Hospitals, schools, a refugee camp, roads, electricity and water supply lines have been deliberately targeted.
The city of Saada has been flattened.
Human Rights Watch has just published evidence that internationally outlawed cluster bombs have been used in Yemen.”
The conflict has killed 3,000 people, mostly civilians, since March. According to a United Nations report published this week, more than 1,500 civilians have died, while an additional 3,600 were injured and over a million displaced. With the bombs striking civilian infrastructure as readily as military targets, Jens Laerke, spokesperson for the U.N. Office for the Coordination of Humanitarian Affairs, called it a “massive” human rights crisis that only shows signs of growing worse.
“Over the past few weeks, OHCHR documented rights violations and abuses and violations of international humanitarian law by all parties to the conflict, including violations of the right to life, abduction, ill-treatment and attacks against humanitarian workers, journalists and media organizations,” the U.N. report states. Officials have asked for $1.6 billion to deal with the crisis, but relief efforts have been only partially funded by world governments.
Watch video of US made cluster bombs being deployed by the Saudi Air Force on Yemen:
Ansar Rashed, writing for UNICEF, warned that Yemen’s poorest and most marginalized populations were being hurt worst, in particular the children from the “mumasheen” community, a traditionally marginalized caste that is distinguished largely by their darker skin and African heritage. “The ongoing conflict in Yemen is a double tragedy for the muhamasheen,” Rashed wrote. “Even before the fighting escalated in March, they languished at the margins of society, suffering from persistent discrimination, largely based on prejudice towards their dark skin and African origins.” Now the group are among those most frequently displaced and forced to live in refugee camps.

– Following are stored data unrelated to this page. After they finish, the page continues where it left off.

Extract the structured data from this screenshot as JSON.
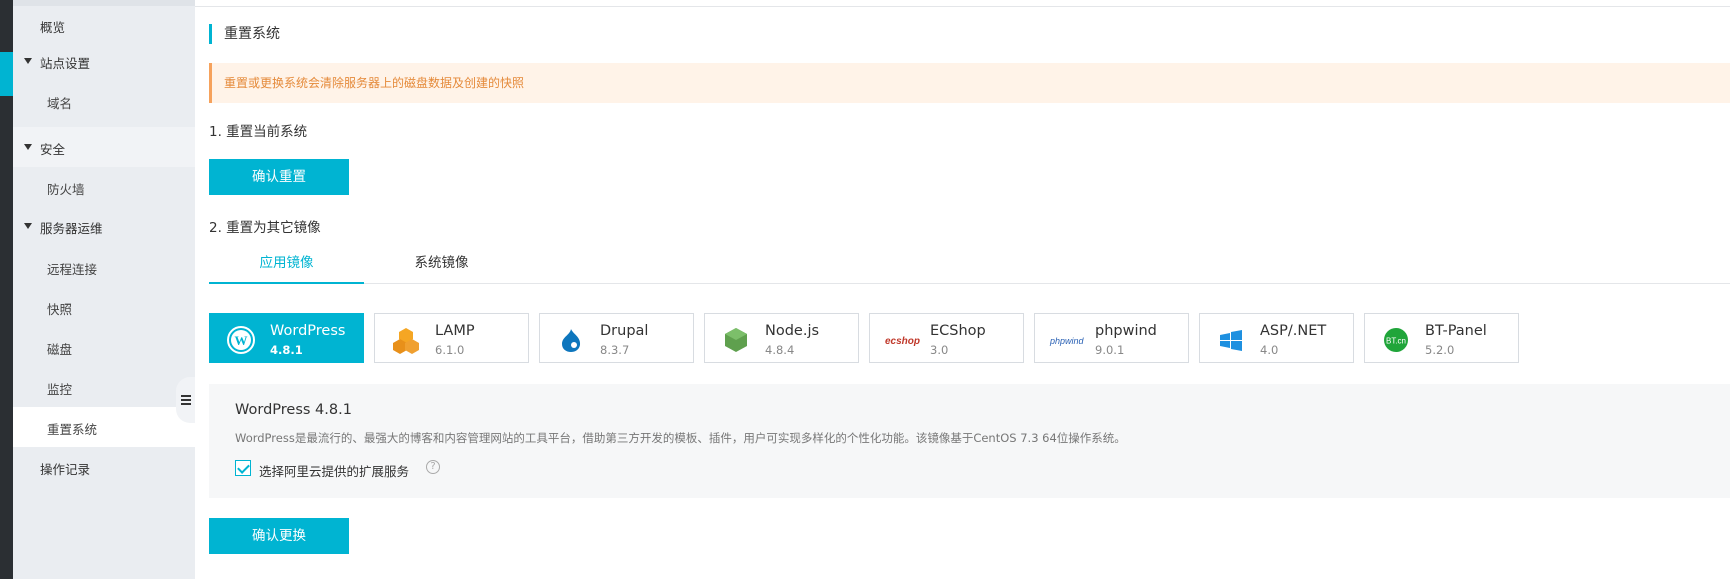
{
  "sidebar": {
    "overview": "概览",
    "site_settings": "站点设置",
    "domain": "域名",
    "security": "安全",
    "firewall": "防火墙",
    "server_ops": "服务器运维",
    "remote_connect": "远程连接",
    "snapshot": "快照",
    "disk": "磁盘",
    "monitor": "监控",
    "reset_system": "重置系统",
    "operation_log": "操作记录"
  },
  "main": {
    "section_title": "重置系统",
    "warning": "重置或更换系统会清除服务器上的磁盘数据及创建的快照",
    "step1": "1. 重置当前系统",
    "confirm_reset_label": "确认重置",
    "step2": "2. 重置为其它镜像",
    "tabs": [
      {
        "label": "应用镜像",
        "active": true
      },
      {
        "label": "系统镜像",
        "active": false
      }
    ],
    "images": [
      {
        "name": "WordPress",
        "version": "4.8.1",
        "icon": "wordpress-icon",
        "selected": true
      },
      {
        "name": "LAMP",
        "version": "6.1.0",
        "icon": "lamp-icon",
        "selected": false
      },
      {
        "name": "Drupal",
        "version": "8.3.7",
        "icon": "drupal-icon",
        "selected": false
      },
      {
        "name": "Node.js",
        "version": "4.8.4",
        "icon": "nodejs-icon",
        "selected": false
      },
      {
        "name": "ECShop",
        "version": "3.0",
        "icon": "ecshop-icon",
        "selected": false
      },
      {
        "name": "phpwind",
        "version": "9.0.1",
        "icon": "phpwind-icon",
        "selected": false
      },
      {
        "name": "ASP/.NET",
        "version": "4.0",
        "icon": "aspnet-icon",
        "selected": false
      },
      {
        "name": "BT-Panel",
        "version": "5.2.0",
        "icon": "btpanel-icon",
        "selected": false
      }
    ],
    "detail": {
      "title": "WordPress 4.8.1",
      "description": "WordPress是最流行的、最强大的博客和内容管理网站的工具平台，借助第三方开发的模板、插件，用户可实现多样化的个性化功能。该镜像基于CentOS 7.3 64位操作系统。",
      "checkbox_label": "选择阿里云提供的扩展服务",
      "checkbox_checked": true,
      "help_glyph": "?"
    },
    "confirm_change_label": "确认更换"
  },
  "icon_glyphs": {
    "ecshop": "ecshop",
    "phpwind": "phpwind",
    "btpanel": "BT.cn"
  },
  "colors": {
    "accent": "#00b4d2",
    "warning_bg": "#fff3e8",
    "warning_text": "#e58a3a",
    "sidebar_bg": "#eaedf1"
  }
}
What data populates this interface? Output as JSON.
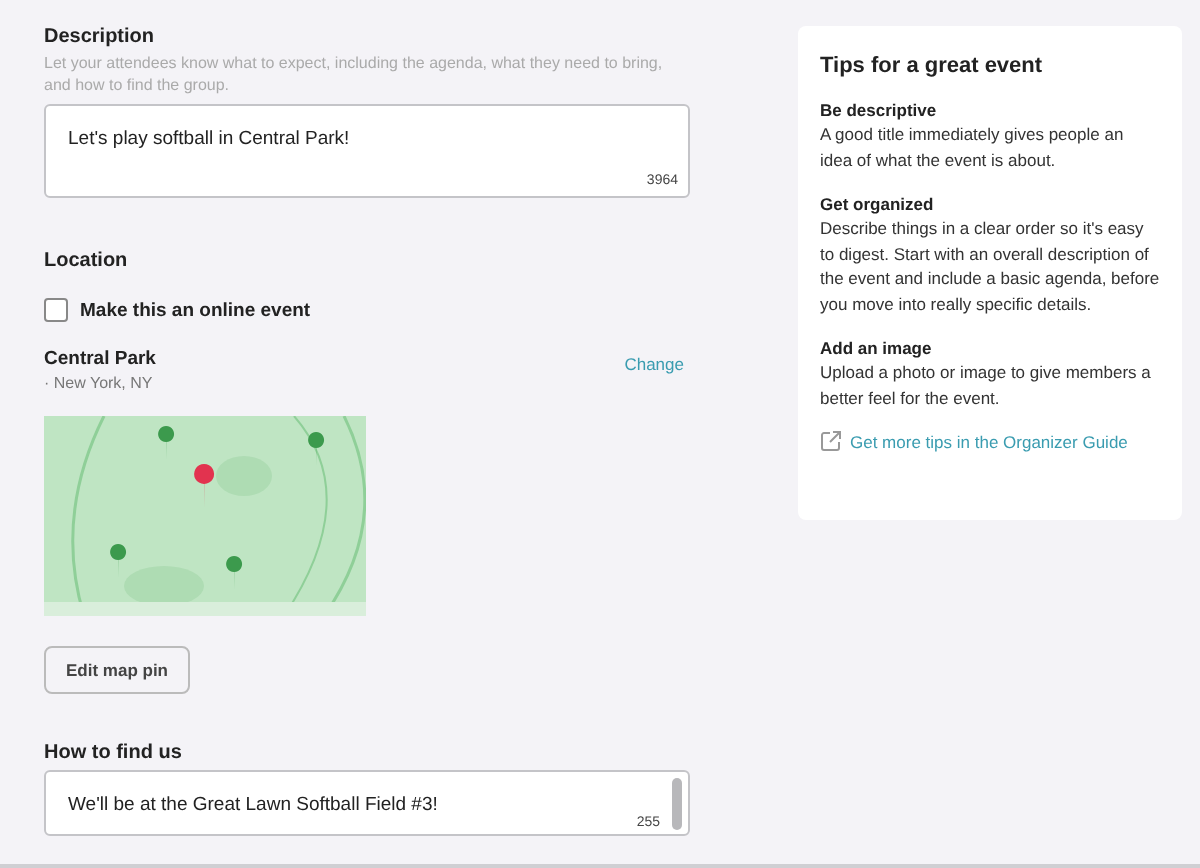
{
  "description": {
    "label": "Description",
    "hint": "Let your attendees know what to expect, including the agenda, what they need to bring, and how to find the group.",
    "value": "Let's play softball in Central Park!",
    "counter": "3964"
  },
  "location": {
    "heading": "Location",
    "online_checkbox": {
      "label": "Make this an online event",
      "checked": false
    },
    "venue_name": "Central Park",
    "venue_address": "· New York, NY",
    "change_link": "Change",
    "edit_button": "Edit map pin"
  },
  "how_to_find": {
    "label": "How to find us",
    "value": "We'll be at the Great Lawn Softball Field #3!",
    "counter": "255"
  },
  "tips": {
    "title": "Tips for a great event",
    "items": [
      {
        "heading": "Be descriptive",
        "body": "A good title immediately gives people an idea of what the event is about."
      },
      {
        "heading": "Get organized",
        "body": "Describe things in a clear order so it's easy to digest. Start with an overall description of the event and include a basic agenda, before you move into really specific details."
      },
      {
        "heading": "Add an image",
        "body": "Upload a photo or image to give members a better feel for the event."
      }
    ],
    "link": "Get more tips in the Organizer Guide"
  }
}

Rashed interviewed a 13-year old mumasheen refugee named Jamal:
“I never bothered being classified as muhamasheen in school, or in the public park or even in my neighbourhood. But now it does bother me in the camp. I miss my house and friends. I miss life back at my home.”
Despite aid flooding into the region on behalf of groups like UNICEF, Rashed reports, “the needs remain enormous. It’s a race against time for children like Jamal and around 10 million others across Yemen who are in urgent need of assistance.”